Tamires destaca que a proposta da atração exige uma comunicação mais leve e acessível. "O 'Central da Copa' traz esse olhar de entretenimento, então a linguagem tem que ser mais simples. Tem sido desafiador deixar para trás esses termos tão técnicos e trazer termos que deem o entendimento que quero passar de forma clara", explica.
Aceitar o convite para integrar o programa exigiu uma reflexão sobre os impactos na carreira e na rotina como atleta. "Se eu realmente deveria participar, a forma de lidar com o dia a dia de treinos com o clube nesse período e como as pessoas que estão acostumadas a me acompanhar dentro de campo entenderiam essa participação... considerei várias coisas. Mas a minha decisão de aceitar foi muito assertiva pensando no meu pós-carreira."
O apoio da noiva, Gabi Fernandes, formada em comunicação, foi importante na preparação para a estreia na TV Globo. "Ela fez sessões comigo me preparando em termos de articulação, de voz, como me comportar e me comunicar melhor com o público. Me ajudou a trazer essa confiança para que pudesse me sentir segura para estar nesse programa e me sentir bem", garante.
Ela ressalta o acolhimento que recebeu de Tadeu Schmidt e Fábio Porchat nos bastidores. "Fora das telas são duas pessoas muito queridas, simpáticas, que procuram me ajudar a todo momento e me deixar confortável. Me dão autonomia para escolher o que quero falar, como quero falar, e me ajudam muito. Dividir com eles este momento está sendo surreal, parece que estou vivendo um sonho", celebra.
A convivência tem sido marcada por aprendizado e incentivo desde o início do projeto. "São duas pessoas que dispensam comentários no sentido dos profissionais que são, da competência que eles têm no que fazem, o quanto são comunicadores natos, cada um no seu perfil. Um raciocínio rápido, a facilidade em que eles tem para fazer o programa."
Futebol Feminino
Com o Brasil sendo país-sede da Copa do Mundo Feminina de 2027, Tamires acredita que o torneio pode marcar um ponto de virada para a modalidade e nas próximas gerações de atletas. "É a partir disso que muitos sonhos começam e comigo foi assim, vendo a Seleção Brasileira jogar. Vendo a Sissi, Pretinha, Roseli... Imagina toda a repercussão, os estádios cheios de crianças e com as mulheres sendo protagonistas? Quantas meninas não vão olhar para isso e pensar: 'eu posso muito mais'?", afirma.

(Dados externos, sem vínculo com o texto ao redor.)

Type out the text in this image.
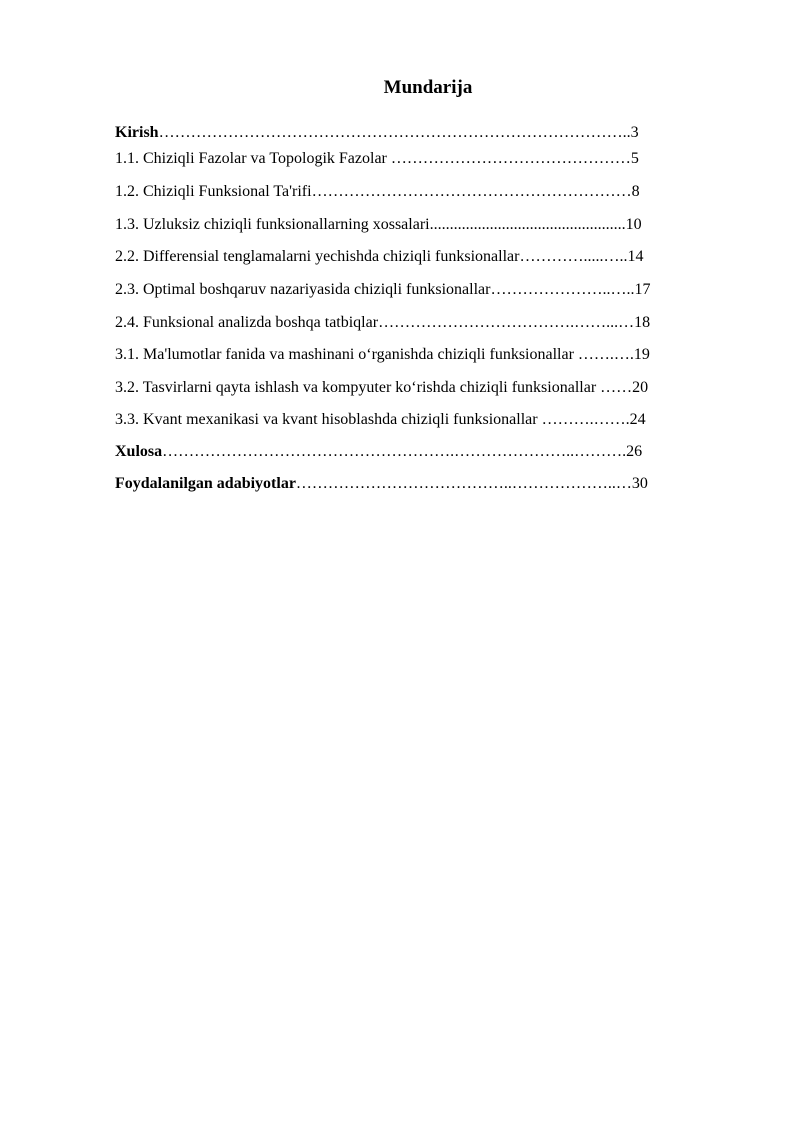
Mundarija
Kirish……………………………………………………………………………..3
1.1. Chiziqli Fazolar va Topologik Fazolar ………………………………………5
1.2. Chiziqli Funksional Ta'rifi……………………………………………………8
1.3. Uzluksiz chiziqli funksionallarning xossalari.................................................10
2.2. Differensial tenglamalarni yechishda chiziqli funksionallar………….....…..14
2.3. Optimal boshqaruv nazariyasida chiziqli funksionallar…………………..…..17
2.4. Funksional analizda boshqa tatbiqlar……………………………….……...…18
3.1. Ma'lumotlar fanida va mashinani o‘rganishda chiziqli funksionallar …….….19
3.2. Tasvirlarni qayta ishlash va kompyuter ko‘rishda chiziqli funksionallar ……20
3.3. Kvant mexanikasi va kvant hisoblashda chiziqli funksionallar ……….…….24
Xulosa……………………………………………….…………………..……….26
Foydalanilgan adabiyotlar…………………………………..………………..…30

Segundo a jogadora, a realização do evento esportivo pode significar uma oportunidade de transformação para o futebol feminino brasileiro. "Principalmente o entendimento de que as meninas, as próximas gerações podem mais e podem viver do futebol. Mas também o entendimento dos clubes da importância de incentivar a mulher no esporte. Não apenas as atletas, mas em todos os setores, as árbitras, as jornalistas, as mulheres fazerem parte desse cenário cada vez mais".
O momento pode, ainda, ajudar na consolidação de mudanças estruturais e ampliar a visibilidade da modalidade. "Temos que aproveitar esse momento para mudar o pensamento de pessoas que ainda não veem o futebol como um espaço que também é da mulher. Nós precisamos de incentivo e de estrutura para ganhar cada vez mais valor, atrair patrocinadores e o público", destaca.
Carreira
A lateral do Corinthians e da Seleção Brasileira relembra os obstáculos no início da trajetória no futebol. "Quando a gente decide que realmente quer realizar esse sonho, a gente passa por muitas dificuldades, barreiras e escuta muitos 'nãos'. E quando tem a oportunidade de vestir uma camisa como a do Corinthians e da Seleção Brasileira, você já sabe a causa que carrega e a bagagem que traz. Não tem nada mais inspirador e que te orgulha como atleta do que este momento", expressa.
Para ela, a carreira também se traduz em legado e conexão com torcedores. "Em todos os lugares onde passei, consegui deixar as portas abertas, criar boas conexões e ajudar também fora de campo, deixar uma semente positiva. Não tem preço você ser lembrada de forma positiva por onde passou e eu tenho muito orgulho do que eu construí e sigo construindo no futebol", diz.